投稿日: Sep 19, 2016 5:38:30 AM
アスペルガーの成人が結婚し、夫婦として生活していく様子を描いたノンフィクション。実は当人である「妻」の側が夫の立場となって述べている。アスペルガーの人がどんな具合に生きているか、何に困るのかがよく分かります。
一般に、アスペルガーの成人が無事に結婚し、しかも長く続いていることはあまり多くないのではないかと思いますが、10年も結婚し、よく喧嘩するようですが、でも仲良くやっているのです。もっとも仕事はうまく出来ず、インターネットを使うことで生活し、仕事をしているようです。
ですが、この本が面白いのは、そういったことが参考になるということを越えて、文章がユーモアに富み、素敵なのです。これだけ分析し、具体的に記述しつつ、突き放しても見られ、ユーモアを計算できるのは、著者はよほど言語能力に優れているのでしょう。でも、確かにアスペルガーでしかも算数障害があることは本書に縷々記されています。

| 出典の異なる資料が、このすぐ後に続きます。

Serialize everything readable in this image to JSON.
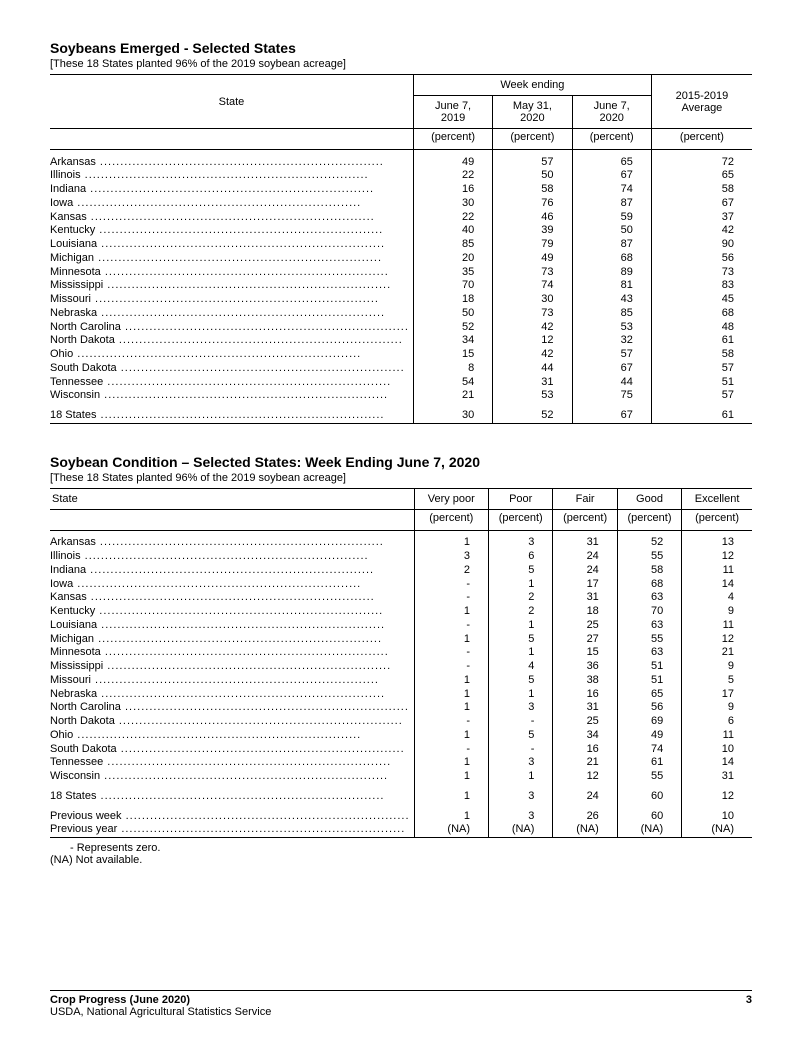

おそらく、かなりの才能に恵まれている人で、しかも家庭での親の対応がよかったのでしょう。配偶者との出会いも奇跡のように思えます。当人の工夫と努力もすごいものです。でも、学校でも職場でも辛い目に会い続け、結婚生活も最初の数年はなかなかうまくいかず、アル中となり、ついに入院し、そこでアスペルガーの診断を受け、それから猛勉強をして、その実態を調べ、可能な手だてを次々に講じていきます。夫も出来る限り許容していくのです。多くの美点を見出すあたりも感動的です。でも、ときに耐えられなくなり、喧嘩が起こります。でも、「出て行け」と怒鳴ると、本当に出ていきそうになり、どこに行くかと尋ねると、河原で寝ると真面目に答えるあたりが、おかしくもあり、悲しくも感じられます。
でも、文章は本当に上手です。相当のプロレベルです。自分の悲惨さを語りつつ、これだけの楽しさと明るさを醸し出せるのがすごいことです。
なお、この続きが「エイリアンの地球ライフ」です。いつだったか、紹介しました。